Event access

February 17, 2017

Outline

Problem statement

As of today, LHC data is stored as ROOT¹ files. Some of the analysis on these files are relatively simple analytical queries, which as of today are done with hand-written C++ programs. It has been already proposed that declarative queries would likely be easier to write for physicists².

As far as I know, this approach never went beyond a proof-of-concept.

It could be interesting to allow physicist to query storages directly for the set of events they are interested in, rather than having to do remote I/O and/or downloading the whole file to their machine or computing node.

Proposed solution

A declarative API running on a storage element (i.e. EOS³), so the users could ask directly for the set of events they are interested in, rather than having to write complex C++ programs that need to search file per file.

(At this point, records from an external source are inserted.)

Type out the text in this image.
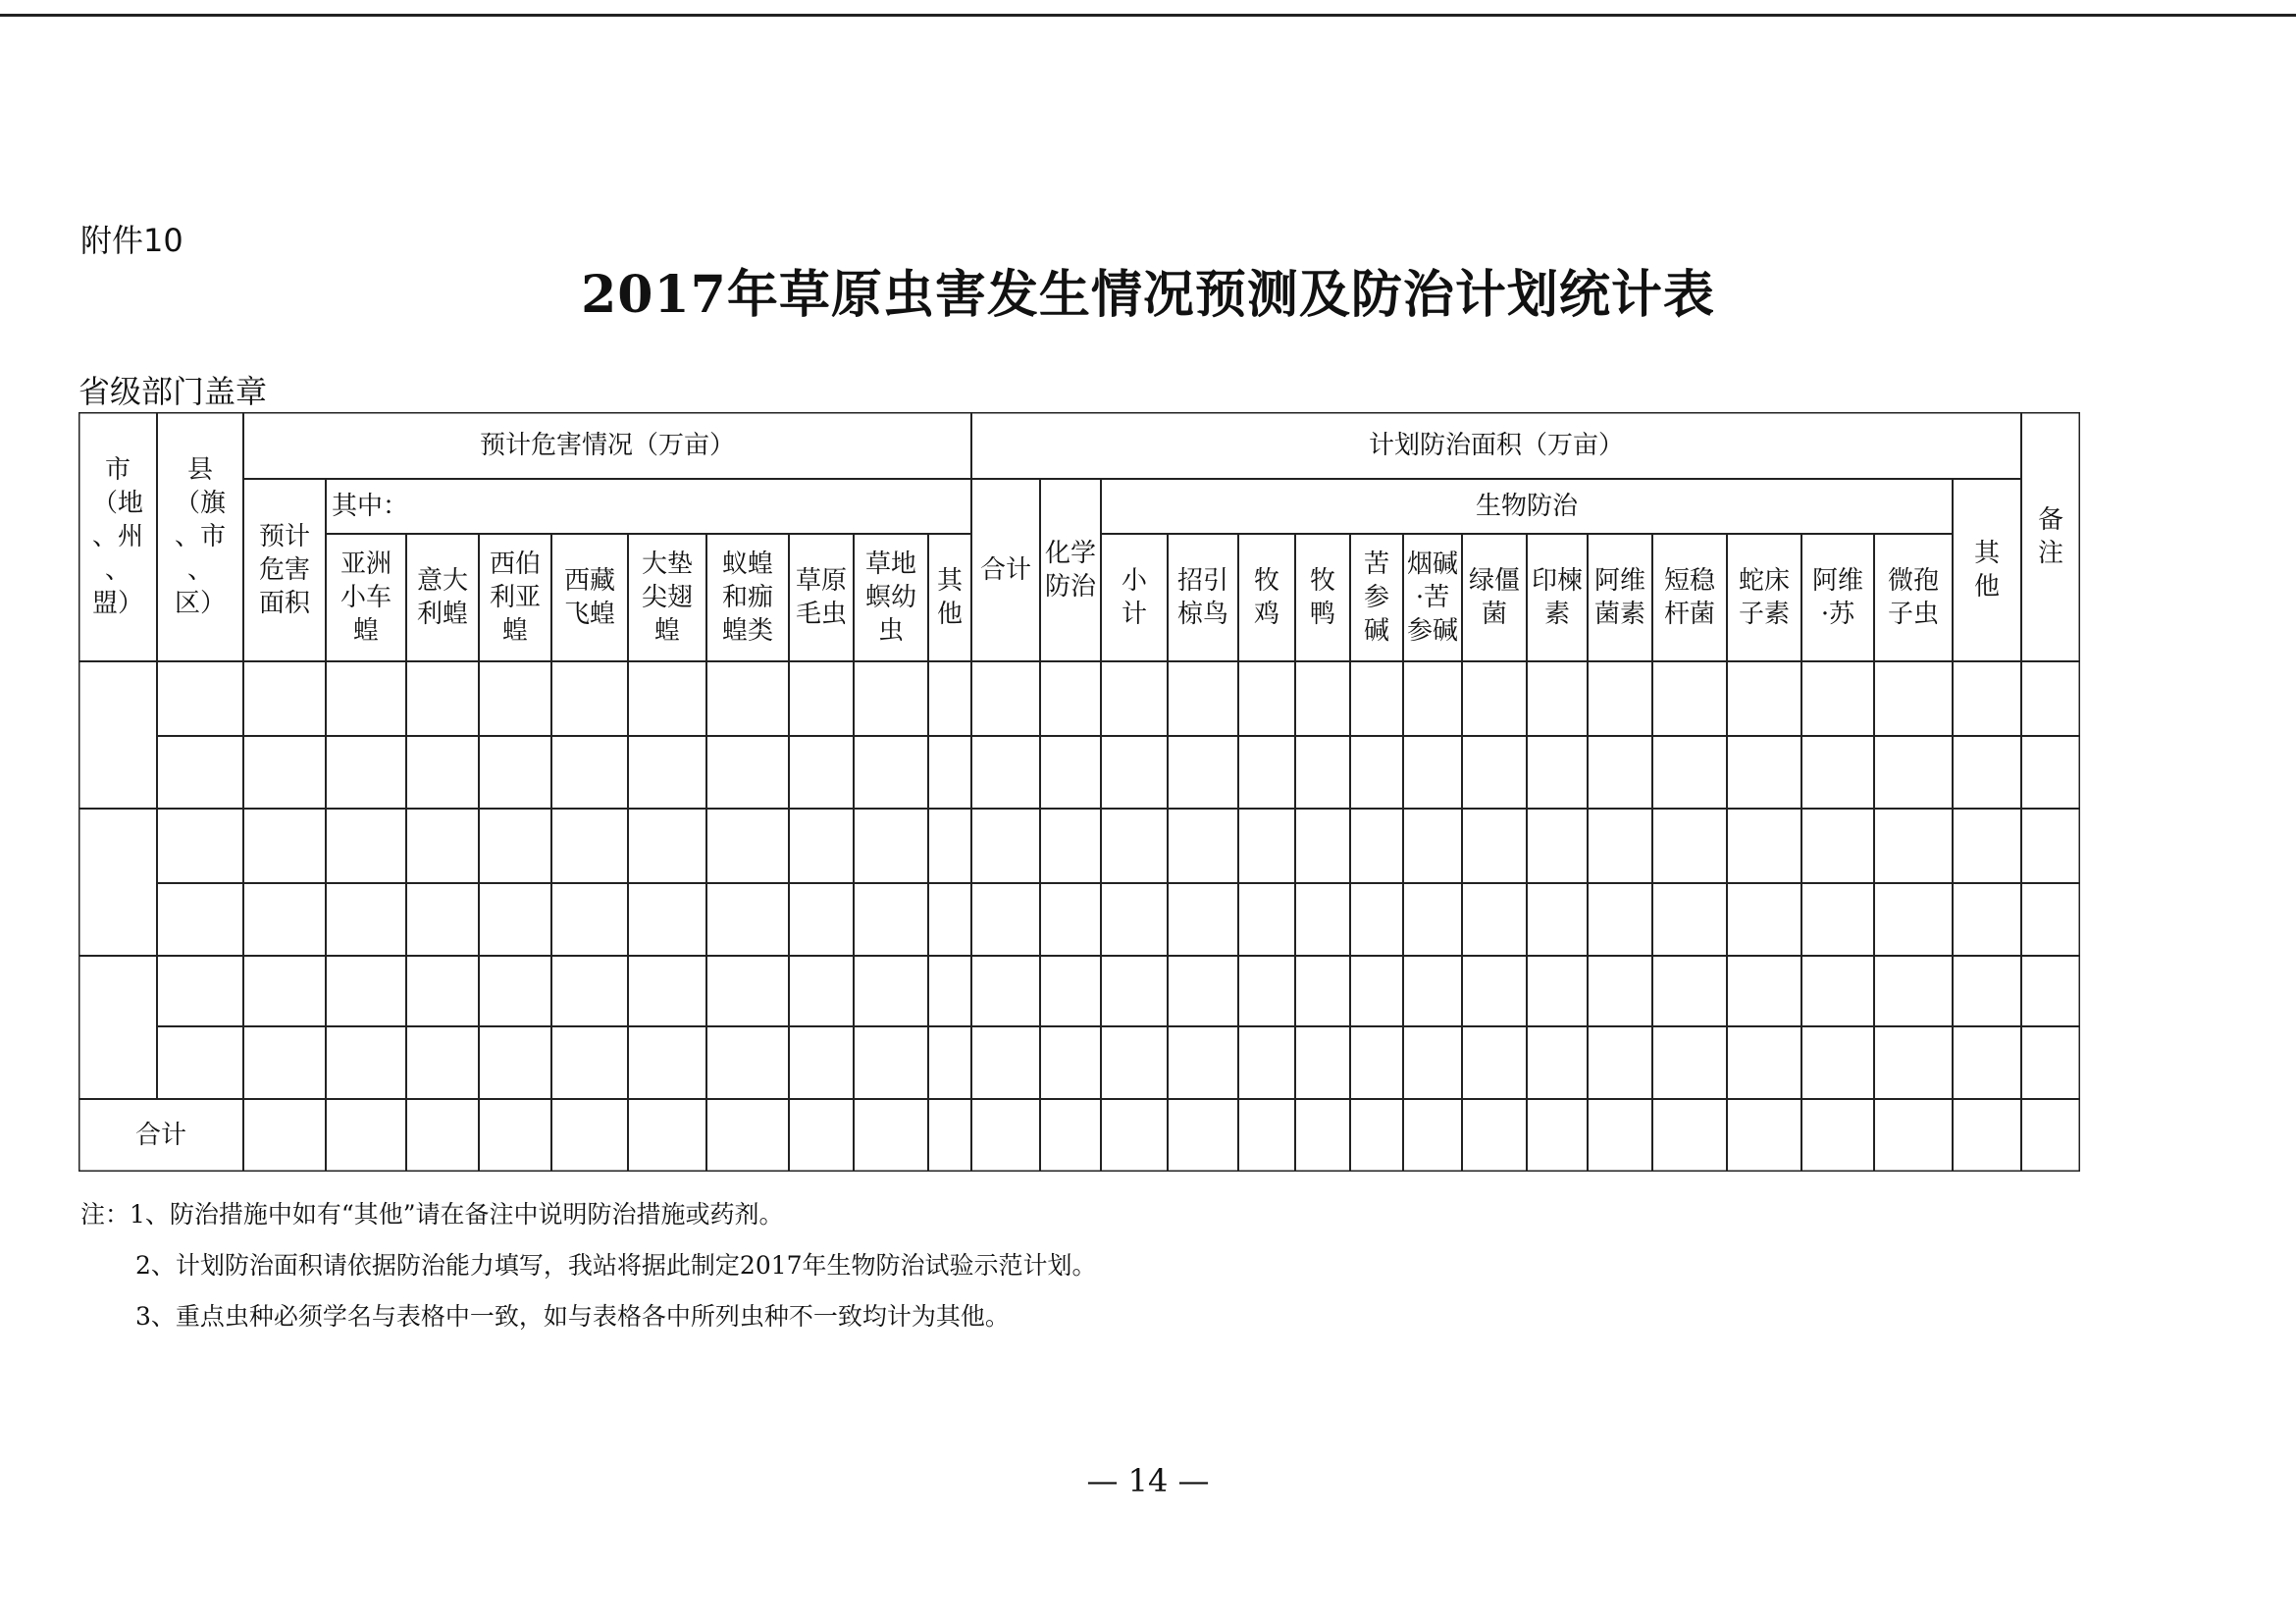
附件10
2017年草原虫害发生情况预测及防治计划统计表
省级部门盖章
市
（地
、州
、
盟）
县
（旗
、市
、
区）
预计危害情况（万亩）
预计
危害
面积
其中：
亚洲
小车
蝗
意大
利蝗
西伯
利亚
蝗
西藏
飞蝗
大垫
尖翅
蝗
蚁蝗
和痂
蝗类
草原
毛虫
草地
螟幼
虫
其
他
计划防治面积（万亩）
合计
化学
防治
生物防治
小
计
招引
椋鸟
牧
鸡
牧
鸭
苦
参
碱
烟碱
·苦
参碱
绿僵
菌
印楝
素
阿维
菌素
短稳
杆菌
蛇床
子素
阿维
·苏
微孢
子虫
其
他
备
注
合计
注：1、防治措施中如有“其他”请在备注中说明防治措施或药剂。
2、计划防治面积请依据防治能力填写，我站将据此制定2017年生物防治试验示范计划。
3、重点虫种必须学名与表格中一致，如与表格各中所列虫种不一致均计为其他。
— 14 —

This solution should perform at least as good as a bare C++ program.

Possible approaches

There has been prototyping efforts to use the CPU of the EOS disks servers for running user jobs. Part of the system could follow the same approach, run jobs on EOS disks, and then aggregate.

Difficulties

The system should not be limited to a single file format (ROOT), and much less to a specific way of encoding event data on these files.
How to allow for extra formats?
A query language is not a trivial task, nor a query planner/optimizer.
- Maybe there are reusable bits? ⁴
Probably, plenty of literature.
Is it really different to an existing Cluster DB? Are ROOT files after all Object Databases? Are we just re-doing RAW² or Hadoop?
Is there a niche for middleware here? Something that sits between custom file formats spread around on EOS (or whatever) and the query language? Sort of the clang AST for distributed queries.

ROOT - An Object Oriented Data Analysis Framework, Rene Brun and Fons Rademakers ↩︎
Adaptive query processing on RAW data, Manos Karpathiotakis et al ↩︎ ↩︎²
Exabyte Scale Storage at CERN, Andreas J Peters and Lukasz Janyst ↩︎
Presto ↩︎